Chad Nester (Mar 10 2022 at 06:03):You might like the book "Categories, Allegories". It open by presenting a formal language of diagrams.
Chad Nester (Mar 10 2022 at 06:05):Although it might not be exactly what you're after.
Eduardo Ochs (Mar 10 2022 at 06:52):@Chad Nester, "Cats and Alligators" and the paper that Freyd published in 1976 were some of my main influences! Take a look here: http://angg.twu.net/LATEX/2022on-the-missing.pdf#page=15
Eduardo Ochs (Mar 10 2022 at 07:10):@Mike Shulman, I've met very few people who were willing to share how they drew their diagrams, and in all of the few opportunites that I had to chat with them I asked lots of questions about what each entity in their diagrams meant and how we could translate their diagrams to other languages that were more formal. I was quite inconvenient - not on purpose - and we always reached very quickly conventions that they didn't know how to explain and things that they didn't know how to formalize... and that I didn't understand.
Eduardo Ochs (Mar 10 2022 at 07:11):I hope that this paper would encourage them to show their diagrams to me and would help me to understand their diagrams... =/
Mike Shulman (Mar 10 2022 at 07:28):I suspect you are expecting too much formality of diagrams in order to consider them "explained".
Morgan Rogers (he/him) (Mar 10 2022 at 08:03):Eduardo Ochs said:
Here's one diagram from the paper:
sshot.png
What is being clarified by the diagram here? Is the positioning meaningful?
Jules Hedges (Mar 10 2022 at 10:40):I don't exactly agree in general that the answer to things not be explained clearly is more formalisation. But formalising diagrams is still a super interesting question. Sometimes @Conor McBride talks about formalising diagrams too - in his case the goal is to communicate universal properties "in their native language" to a computer. Something he emphasises is that many diagrams have a sort of "dynamics" coming from the order of quantifiers. For example the definition of a pullback comes in 5 phases: given 2 arrows there exist 2 more arrows such that for any 2 more arrows, an arrow exists, and is equal to any other given arrow
Eduardo Ochs (Mar 10 2022 at 12:48):@Morgan Rogers (he/him), yes - the left half has the shape of an adjunction, the right half has the shape of the Yoneda Lemma (with a deleted node), and that whole diagram has exactly the same shape as the preceding one in the paper because it is a particular case of the preceding one. The list of conventions in section 2 includes several conventions on how diagrams with the same shape can be used.

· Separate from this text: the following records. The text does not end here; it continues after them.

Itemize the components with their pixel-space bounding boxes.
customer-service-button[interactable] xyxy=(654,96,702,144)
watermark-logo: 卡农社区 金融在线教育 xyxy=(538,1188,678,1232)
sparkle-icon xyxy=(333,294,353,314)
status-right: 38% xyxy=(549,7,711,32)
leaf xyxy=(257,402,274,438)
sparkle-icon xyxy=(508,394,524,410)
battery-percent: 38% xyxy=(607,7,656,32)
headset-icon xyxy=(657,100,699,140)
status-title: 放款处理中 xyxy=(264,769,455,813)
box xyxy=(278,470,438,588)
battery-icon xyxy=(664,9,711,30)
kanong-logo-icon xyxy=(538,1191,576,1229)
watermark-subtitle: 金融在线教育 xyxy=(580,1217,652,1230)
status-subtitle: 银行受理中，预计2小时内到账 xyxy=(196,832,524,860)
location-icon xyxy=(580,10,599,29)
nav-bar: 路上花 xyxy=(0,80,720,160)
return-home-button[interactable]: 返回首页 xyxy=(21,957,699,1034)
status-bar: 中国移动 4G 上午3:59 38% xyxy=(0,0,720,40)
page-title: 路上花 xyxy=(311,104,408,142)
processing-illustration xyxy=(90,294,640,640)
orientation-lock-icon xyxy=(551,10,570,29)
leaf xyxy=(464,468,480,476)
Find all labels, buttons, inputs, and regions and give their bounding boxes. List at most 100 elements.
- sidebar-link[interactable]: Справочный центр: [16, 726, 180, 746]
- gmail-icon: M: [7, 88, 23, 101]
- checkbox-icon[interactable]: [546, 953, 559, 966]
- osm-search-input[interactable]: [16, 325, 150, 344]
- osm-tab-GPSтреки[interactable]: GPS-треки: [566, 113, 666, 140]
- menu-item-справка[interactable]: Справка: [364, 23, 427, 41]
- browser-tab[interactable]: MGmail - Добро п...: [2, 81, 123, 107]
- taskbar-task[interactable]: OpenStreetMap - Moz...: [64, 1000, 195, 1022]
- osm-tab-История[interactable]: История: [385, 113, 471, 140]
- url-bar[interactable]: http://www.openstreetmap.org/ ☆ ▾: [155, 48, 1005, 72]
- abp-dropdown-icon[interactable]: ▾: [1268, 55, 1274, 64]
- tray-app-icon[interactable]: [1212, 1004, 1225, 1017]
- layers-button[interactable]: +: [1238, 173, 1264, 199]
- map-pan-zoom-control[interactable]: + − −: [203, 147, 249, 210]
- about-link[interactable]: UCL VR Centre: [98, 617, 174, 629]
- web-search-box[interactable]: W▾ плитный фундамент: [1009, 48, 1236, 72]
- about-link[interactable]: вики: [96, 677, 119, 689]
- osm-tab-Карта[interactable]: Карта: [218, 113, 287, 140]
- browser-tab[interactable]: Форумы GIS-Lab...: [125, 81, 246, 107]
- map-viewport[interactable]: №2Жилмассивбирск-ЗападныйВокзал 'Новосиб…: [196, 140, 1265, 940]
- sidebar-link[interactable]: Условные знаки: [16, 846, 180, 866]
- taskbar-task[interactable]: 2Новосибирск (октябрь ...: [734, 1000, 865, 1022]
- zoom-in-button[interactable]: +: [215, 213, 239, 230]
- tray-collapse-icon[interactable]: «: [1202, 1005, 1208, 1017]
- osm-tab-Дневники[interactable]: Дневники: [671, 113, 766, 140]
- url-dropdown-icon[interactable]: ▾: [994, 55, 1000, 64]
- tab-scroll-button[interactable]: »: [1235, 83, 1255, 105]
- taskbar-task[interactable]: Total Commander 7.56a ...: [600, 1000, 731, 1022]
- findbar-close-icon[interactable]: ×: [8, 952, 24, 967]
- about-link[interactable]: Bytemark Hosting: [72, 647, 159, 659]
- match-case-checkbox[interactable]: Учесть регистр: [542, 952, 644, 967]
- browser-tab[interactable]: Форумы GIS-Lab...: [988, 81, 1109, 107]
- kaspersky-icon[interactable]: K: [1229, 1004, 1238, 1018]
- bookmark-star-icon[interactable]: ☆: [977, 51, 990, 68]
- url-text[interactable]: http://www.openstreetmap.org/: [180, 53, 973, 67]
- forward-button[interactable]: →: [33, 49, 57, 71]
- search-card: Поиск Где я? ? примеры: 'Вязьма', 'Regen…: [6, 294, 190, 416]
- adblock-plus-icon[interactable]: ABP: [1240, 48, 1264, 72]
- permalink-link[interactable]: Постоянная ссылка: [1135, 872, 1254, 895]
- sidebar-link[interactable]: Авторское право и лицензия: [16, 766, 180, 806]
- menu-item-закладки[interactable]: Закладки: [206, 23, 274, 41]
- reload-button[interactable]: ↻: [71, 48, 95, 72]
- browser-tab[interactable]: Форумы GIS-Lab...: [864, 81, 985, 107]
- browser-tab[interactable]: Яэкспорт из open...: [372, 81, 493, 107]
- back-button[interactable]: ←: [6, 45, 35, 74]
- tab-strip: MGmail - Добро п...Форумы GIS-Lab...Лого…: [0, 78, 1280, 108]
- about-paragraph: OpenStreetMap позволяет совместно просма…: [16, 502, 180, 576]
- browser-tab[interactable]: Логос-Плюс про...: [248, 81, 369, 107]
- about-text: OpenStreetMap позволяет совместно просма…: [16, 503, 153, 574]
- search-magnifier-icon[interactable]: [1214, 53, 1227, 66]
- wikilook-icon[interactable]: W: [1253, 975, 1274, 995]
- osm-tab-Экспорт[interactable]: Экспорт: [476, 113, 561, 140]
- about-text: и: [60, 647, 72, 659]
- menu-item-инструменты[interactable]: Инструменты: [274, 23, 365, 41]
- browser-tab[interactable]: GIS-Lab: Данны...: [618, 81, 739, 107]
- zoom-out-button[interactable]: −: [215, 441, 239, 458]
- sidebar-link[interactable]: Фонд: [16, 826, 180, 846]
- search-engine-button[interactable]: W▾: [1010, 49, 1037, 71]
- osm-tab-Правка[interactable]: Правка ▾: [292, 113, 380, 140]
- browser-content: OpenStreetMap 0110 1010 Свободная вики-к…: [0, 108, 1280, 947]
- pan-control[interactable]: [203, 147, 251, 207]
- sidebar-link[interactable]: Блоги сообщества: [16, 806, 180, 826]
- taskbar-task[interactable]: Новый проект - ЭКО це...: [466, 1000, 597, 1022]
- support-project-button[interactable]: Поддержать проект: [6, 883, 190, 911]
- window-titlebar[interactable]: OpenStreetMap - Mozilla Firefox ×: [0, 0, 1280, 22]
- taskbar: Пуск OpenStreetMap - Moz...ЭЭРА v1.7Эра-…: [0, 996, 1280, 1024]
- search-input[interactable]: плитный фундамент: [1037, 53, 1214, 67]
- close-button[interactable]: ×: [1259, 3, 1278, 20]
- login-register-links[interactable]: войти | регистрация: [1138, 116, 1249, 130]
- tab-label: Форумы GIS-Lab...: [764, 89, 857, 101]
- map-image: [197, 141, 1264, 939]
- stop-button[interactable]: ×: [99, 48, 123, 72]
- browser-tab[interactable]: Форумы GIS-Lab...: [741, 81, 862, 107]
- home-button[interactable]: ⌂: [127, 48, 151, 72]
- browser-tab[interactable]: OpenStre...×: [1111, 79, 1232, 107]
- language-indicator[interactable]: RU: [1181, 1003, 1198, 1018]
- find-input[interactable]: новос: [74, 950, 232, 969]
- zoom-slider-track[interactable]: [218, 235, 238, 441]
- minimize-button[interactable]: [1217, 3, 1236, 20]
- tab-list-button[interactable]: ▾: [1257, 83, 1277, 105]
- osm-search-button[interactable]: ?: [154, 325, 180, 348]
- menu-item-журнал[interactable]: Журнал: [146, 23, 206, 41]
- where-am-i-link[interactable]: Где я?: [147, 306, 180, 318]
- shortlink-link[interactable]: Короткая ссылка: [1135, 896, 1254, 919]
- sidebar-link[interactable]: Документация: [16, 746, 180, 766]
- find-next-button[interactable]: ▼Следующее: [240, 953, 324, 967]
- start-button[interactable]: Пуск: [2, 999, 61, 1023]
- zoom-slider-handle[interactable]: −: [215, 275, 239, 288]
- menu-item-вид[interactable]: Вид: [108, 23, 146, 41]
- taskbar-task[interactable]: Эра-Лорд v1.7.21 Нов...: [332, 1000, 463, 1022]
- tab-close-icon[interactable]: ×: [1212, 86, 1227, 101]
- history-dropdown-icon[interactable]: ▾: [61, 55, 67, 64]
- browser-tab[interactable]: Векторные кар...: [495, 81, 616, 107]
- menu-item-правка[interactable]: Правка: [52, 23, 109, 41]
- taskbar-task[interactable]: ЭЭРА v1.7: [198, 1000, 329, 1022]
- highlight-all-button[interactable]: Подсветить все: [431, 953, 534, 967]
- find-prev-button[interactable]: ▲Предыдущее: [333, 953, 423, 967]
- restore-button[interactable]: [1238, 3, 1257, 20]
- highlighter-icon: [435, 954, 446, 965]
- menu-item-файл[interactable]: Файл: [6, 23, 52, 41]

Graham Manuell (Mar 10 2022 at 16:12):I wrote a paper where I tried to be very careful to include all the relevant diagrams and so on and the reviewer told me to remove them...
Graham Manuell (Mar 10 2022 at 16:15):Also kind of related: for a number of years I was under the impression that if you glued commutative diagrams together the resulting diagram would always be commutative. Of course, in reality there are certain topological obstructions to this. I haven't ever seen anyone ever discuss this in an introductory text or in a particularly comprehensive way. Though I admittedly haven't read Categories, Allegories and I think it might mention something about this. (Actually, many texts don't give any definition at all for what it means for diagram to be commutative.)
Matteo Capucci (he/him) (Mar 10 2022 at 18:31):Graham Manuell said:
Also kind of related: for a number of years I was under the impression that if you glued commutative diagrams together the resulting diagram would always be commutative. Of course, in reality there are certain topological obstructions to this.
True! That's Stokes theorem for commutative diagrams :) it only works if you around a commutative diagram. Or, in other words, if every 'irreducible' subdiagram of the glueing is commutative.
Matteo Capucci (he/him) (Mar 10 2022 at 18:32):IIRC Emily Riehl's 'Categories in context' covers the basic of diagram chasing in the first chapter, I always found that a very good choice.